Despite the stress of the situation, here are a few things I’ve learned from having my medical bill sent to collections:

  1. Do your research
  2. Know your rights
  3. Don't ignore the bill

1. Do Your Research

In the event that you aren’t aware that you owe debt, you can ask the collector to send you verification of the debt. This is essentially a letter that states who you owe, how much, and other identifying information, such as your account number. With that information, you can decide whether or not to pay off the debt. If you don't owe the debt, contact the company and see what you can do to get the account recalled.

Further Reading: If it turns out that you actually do owe money, consider seeking debt relief help.

2. Know Your Rights

The Fair Debt Collection Practices Act prohibits debt collectors from using abusive, unfair, or deceptive practices to collect from you. That means they can’t call you at inconvenient times or places (before 8 a.m., after 9p.m., at work). A collector is prohibited from pretending to be someone else — like a lawyer or a government representative — to deceive you.

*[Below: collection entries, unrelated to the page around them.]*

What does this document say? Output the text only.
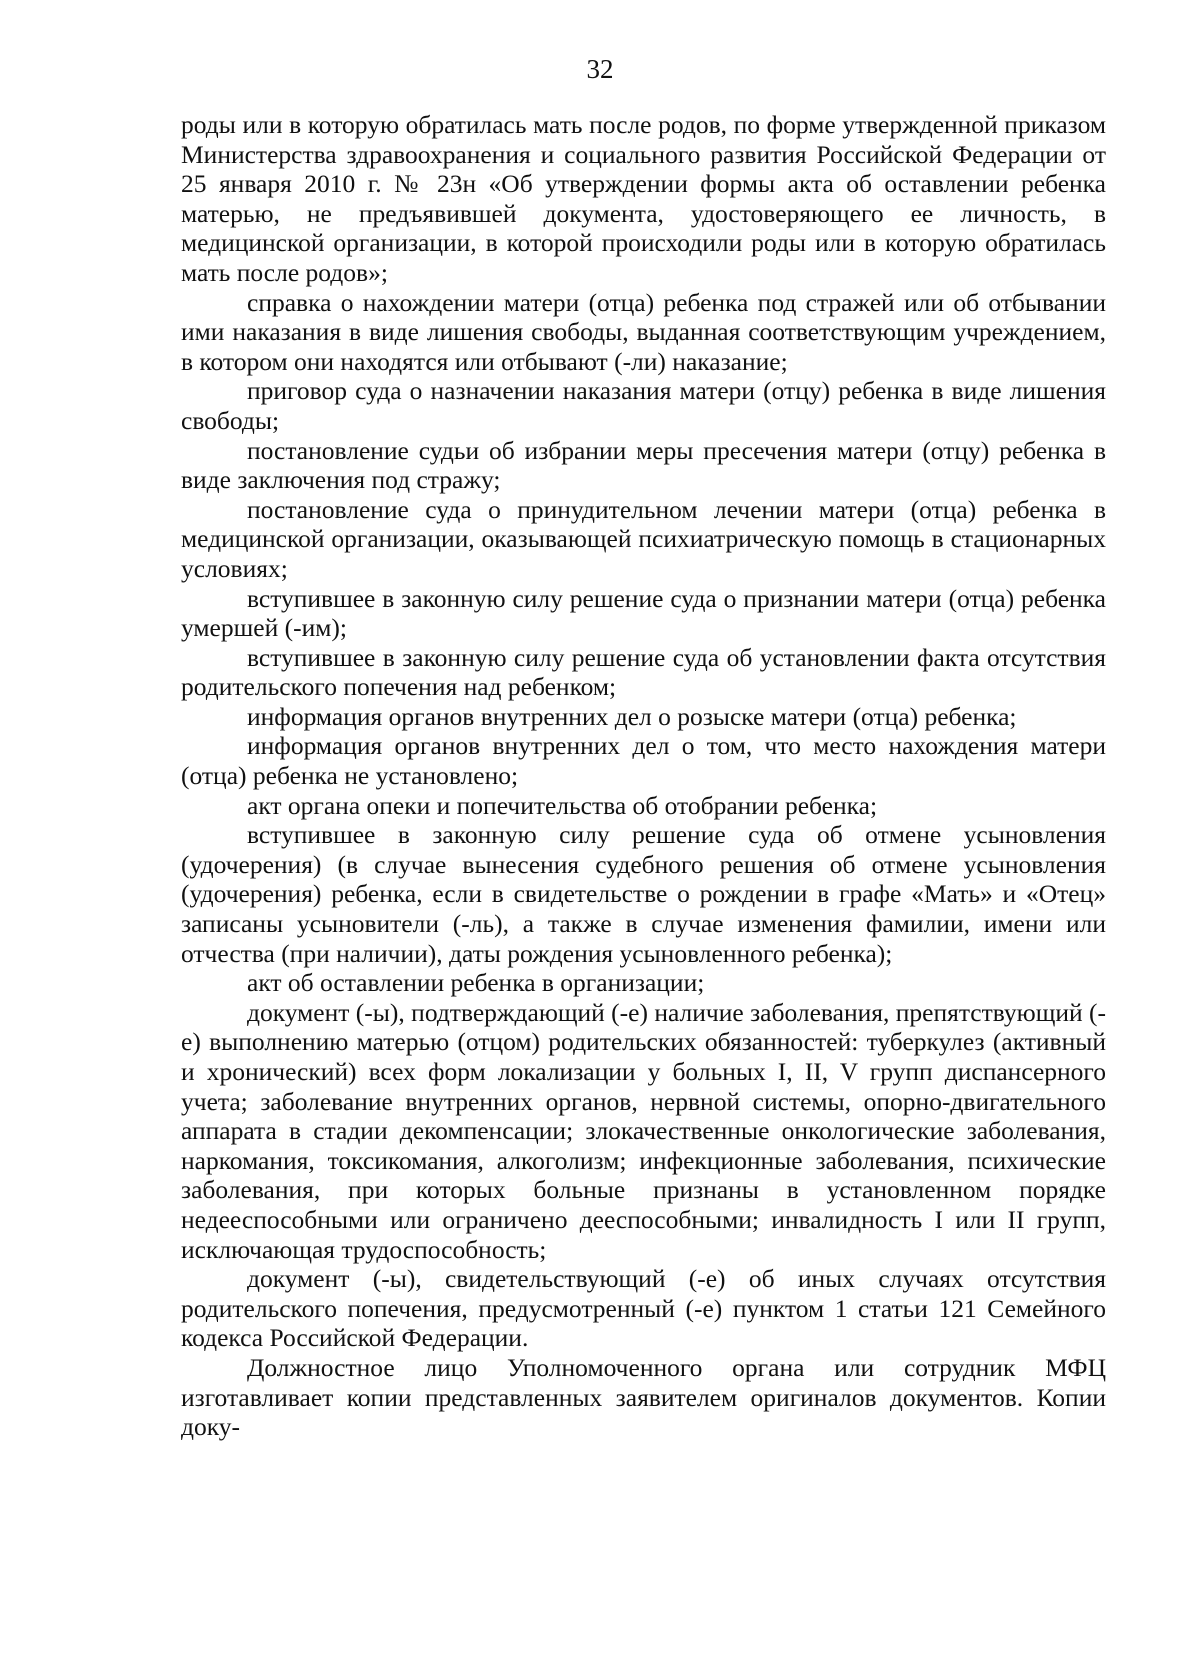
32

роды или в которую обратилась мать после родов, по форме утвержденной приказом Министерства здравоохранения и социального развития Российской Федерации от 25 января 2010 г. № 23н «Об утверждении формы акта об оставлении ребенка матерью, не предъявившей документа, удостоверяющего ее личность, в медицинской организации, в которой происходили роды или в которую обратилась мать после родов»;

справка о нахождении матери (отца) ребенка под стражей или об отбывании ими наказания в виде лишения свободы, выданная соответствующим учреждением, в котором они находятся или отбывают (-ли) наказание;

приговор суда о назначении наказания матери (отцу) ребенка в виде лишения свободы;

постановление судьи об избрании меры пресечения матери (отцу) ребенка в виде заключения под стражу;

постановление суда о принудительном лечении матери (отца) ребенка в медицинской организации, оказывающей психиатрическую помощь в стационарных условиях;

вступившее в законную силу решение суда о признании матери (отца) ребенка умершей (-им);

вступившее в законную силу решение суда об установлении факта отсутствия родительского попечения над ребенком;

информация органов внутренних дел о розыске матери (отца) ребенка;

информация органов внутренних дел о том, что место нахождения матери (отца) ребенка не установлено;

акт органа опеки и попечительства об отобрании ребенка;

вступившее в законную силу решение суда об отмене усыновления (удочерения) (в случае вынесения судебного решения об отмене усыновления (удочерения) ребенка, если в свидетельстве о рождении в графе «Мать» и «Отец» записаны усыновители (-ль), а также в случае изменения фамилии, имени или отчества (при наличии), даты рождения усыновленного ребенка);

акт об оставлении ребенка в организации;

документ (-ы), подтверждающий (-е) наличие заболевания, препятствующий (-е) выполнению матерью (отцом) родительских обязанностей: туберкулез (активный и хронический) всех форм локализации у больных I, II, V групп диспансерного учета; заболевание внутренних органов, нервной системы, опорно-двигательного аппарата в стадии декомпенсации; злокачественные онкологические заболевания, наркомания, токсикомания, алкоголизм; инфекционные заболевания, психические заболевания, при которых больные признаны в установленном порядке недееспособными или ограничено дееспособными; инвалидность I или II групп, исключающая трудоспособность;

документ (-ы), свидетельствующий (-е) об иных случаях отсутствия родительского попечения, предусмотренный (-е) пунктом 1 статьи 121 Семейного кодекса Российской Федерации.

Должностное лицо Уполномоченного органа или сотрудник МФЦ изготавливает копии представленных заявителем оригиналов документов. Копии доку-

You have the right to tell them to stop contacting you. Write a letter that indicates they may not contact you, and send it with return receipt to the collector. They can then only reach out to say that there will be no further contact or to tell you whether they intend to file a lawsuit against you to collect.

3. Don’t Ignore the Bill

Your debt will not automatically disappear if you don’t pay. Every state has its own statute of limitations for the amount of time by which a creditor can sue you for the debt. If the debt is older than four to six years in Georgia, for example, the creditor can’t sue me. Some people may assume that if you don’t pay by that time, you will no longer owe the money. Unfortunately, that debt may stay on your credit report until the seven-year limit for negative information ends. Additionally, if you choose to pay on an old debt, it might re-open the time limit. Always consult a lawyer if you’re unsure of the best course of action.

How My Story Ended

As for my situation, the hospital claimed to have sent a check that I never received nor cashed. However, it was impossible on their end to put a stop payment on the check, so the software automatically showed that I owed them money. I was sure that I would need a lawyer. But thankfully, I got in writing that the account was recalled from the collections agency and that it would be resolved internally. I checked my credit report to make sure that the non-existent debt didn't affect my credit. I was able to do this for free with Credit Sesame, and so far nothing has shown up.

I'd never wish this experience on anyone. Between adjusting to life with a newborn and postpartum healing, I should not have had to deal with the stress of being sent to collections. At the same time, at least now I know my rights.